Il avait des doutes sur sa fidélité, il lui avait interdit de travailler, de sortir de la maison et après avoir entamé la procédure de divorce, il a décidé de la tuer. K.A, mariée à 15 ans, mère de deux filles âgées de 8 et 16 ans, a été poignardée par son mari le 15 mars 2017 à Agadir.

Il lui a arraché la vie et mutilé ses pieds et ses mains devant sa cadette avant de se précipiter vers le collège de son aînée à qui il réservait le même sort, pensant que sa mère l’avait incitée à la débauche. Il a été arrêté et a écopé de la perpétuité.
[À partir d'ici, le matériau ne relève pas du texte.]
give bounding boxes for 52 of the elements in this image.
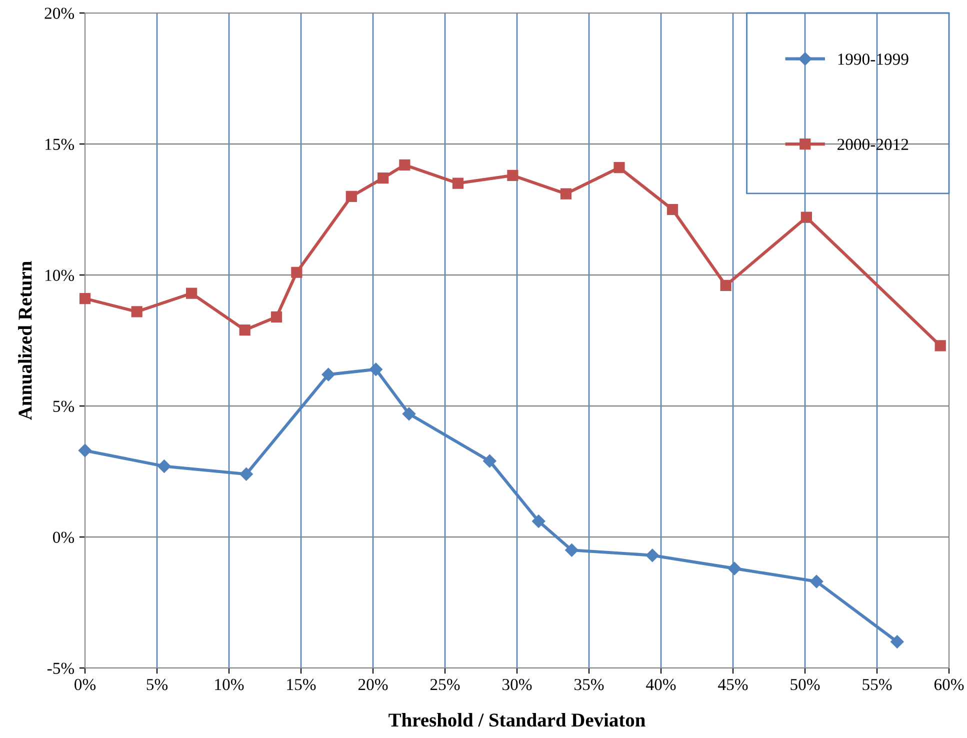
point (800, 212, 812, 223)
point (240, 468, 253, 481)
point (507, 170, 518, 181)
x-tick-label: 15% (287, 678, 316, 690)
point (560, 188, 572, 200)
x-tick-label: 35% (574, 678, 604, 690)
y-tick-label: -5% (47, 662, 74, 674)
x-tick-label: 60% (934, 678, 964, 690)
y-tick-label: 15% (46, 138, 74, 150)
legend-label: 2000-2012 (838, 138, 908, 150)
point (79, 293, 91, 304)
point (378, 172, 389, 184)
point (346, 190, 357, 202)
x-tick-label: 40% (646, 678, 676, 690)
point (158, 460, 171, 473)
y-tick-label: 20% (44, 8, 74, 19)
point (483, 454, 496, 468)
point (614, 162, 625, 174)
y-tick-label: 5% (53, 400, 74, 412)
x-tick-label: 45% (718, 678, 748, 690)
point (402, 407, 416, 420)
point (728, 562, 742, 576)
point (186, 288, 198, 299)
x-tick-label: 10% (215, 678, 244, 690)
point (369, 362, 382, 376)
point (890, 635, 904, 648)
point (131, 306, 142, 318)
x-tick-label: 30% (502, 678, 532, 690)
x-tick-label: 25% (430, 678, 460, 690)
y-axis-title: Annualized Return (18, 261, 32, 420)
point (720, 280, 732, 292)
x-tick-label: 0% (74, 678, 96, 690)
point (399, 159, 410, 171)
point (78, 444, 92, 458)
point (810, 574, 824, 588)
point (322, 368, 335, 382)
x-axis-title: Threshold / Standard Deviaton (388, 712, 646, 727)
y-tick-label: 10% (46, 270, 74, 281)
point (646, 548, 659, 562)
y-tick-label: 0% (53, 532, 74, 543)
x-tick-label: 50% (790, 678, 820, 690)
point (532, 514, 546, 528)
x-tick-label: 55% (862, 678, 892, 690)
point (565, 544, 578, 557)
x-tick-label: 20% (358, 678, 388, 690)
point (239, 324, 250, 336)
point (452, 178, 464, 189)
point (934, 340, 946, 352)
point (291, 266, 302, 278)
x-tick-label: 5% (146, 678, 168, 690)
point (270, 311, 282, 322)
point (666, 204, 678, 216)
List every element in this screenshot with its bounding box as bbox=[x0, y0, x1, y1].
Un fait-divers glaçant que l’association “Voix de femmes marocaines” a tenu à relayer dans le premier rapport annuel du Réseau Lddf-Injad contre la violence du genre dont elle est membre auprès d’une vingtaine d’autres associations et de centres d’écoutes. Présenté ce vendredi 23 novembre à Rabat, au cours d’une conférence de presse, le rapport dresse un état des lieux des violences à l’égard des femmes sur la base des données recueillies en 2017 par les différents centres du réseau.

Abus sexuels, abus silencieux

En chiffres, 10.559 cas de violences ont été enregistrés et 1.268 autres portés devant la justice. “C’est la violence psychologique qui arrive en premier”, déclare l’avocate et membre de la Fédération des ligues des droits des femmes (FLDF) Nabila Jalal en donnant lecture du rapport. Dans ce dernier, la violence psychologique représente 47%, totalisant ainsi 4.978 des cas, suivi de la violence économique et sociale qui concerne 24,82% des femmes, soit 2.621. Et c’est à la troisième position que se trouve la violence physique avec 16,32% des cas, soit 1.721 femmes.
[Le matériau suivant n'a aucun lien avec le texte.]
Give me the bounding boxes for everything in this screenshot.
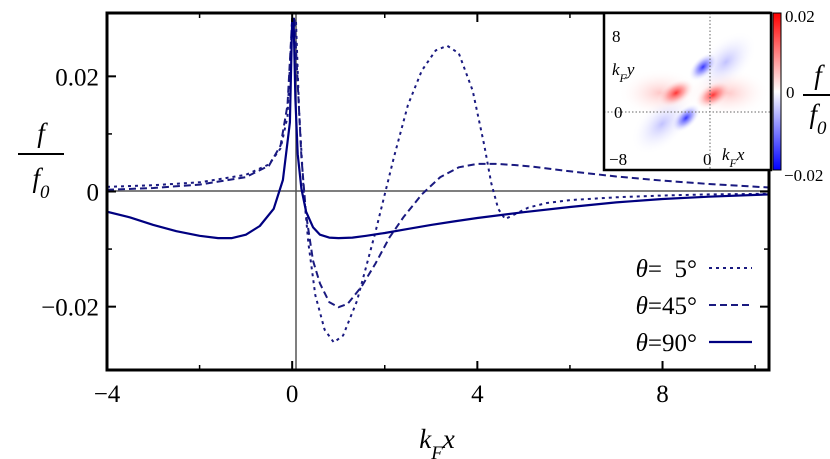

En dernière position arrivent les violences juridiques et sexuelles avec respectivement 6,02% et 5,68% du total, c’est-à-dire 636 et 600 cas enregistrés. “Que la violence de type sexuel arrive en bas de l’échelle ne veut pas dire que nous n’en avons pas dans la société, mais qu’on la considère toujours comme un tabou. Les femmes se sentent gênées de venir la dénoncer”, tient à préciser cette avocate. Et d’ajouter que le fait de ne pas criminaliser ce genre de violence au sein d’une relation conjugale n’arrange pas la situation. “Pourtant c’est l’une des violences qui suscitent un impact psychologique des plus négatifs chez la femme”, regrette Nabila Jalal.

Mentalité, cet obstacle insurmontable est mis en évidence dans ce rapport. Ce dernier estime que la société marocaine dresse un mur contre la femme dès qu’il est question d’abus sexuel quel qu’en soit le genre: harcèlement et viol dans le cercle conjugal ou en dehors. “Le viol conjugal n’est pas reconnu dans la culture d’une société intolérante et machiste faisant des désirs sexuels du mari, quelle qu’en soit la nature, un des devoirs dont doit s’acquitter l’épouse sans aucune considération de sa dignité”, fustigent les militantes féministes dans ce rapport.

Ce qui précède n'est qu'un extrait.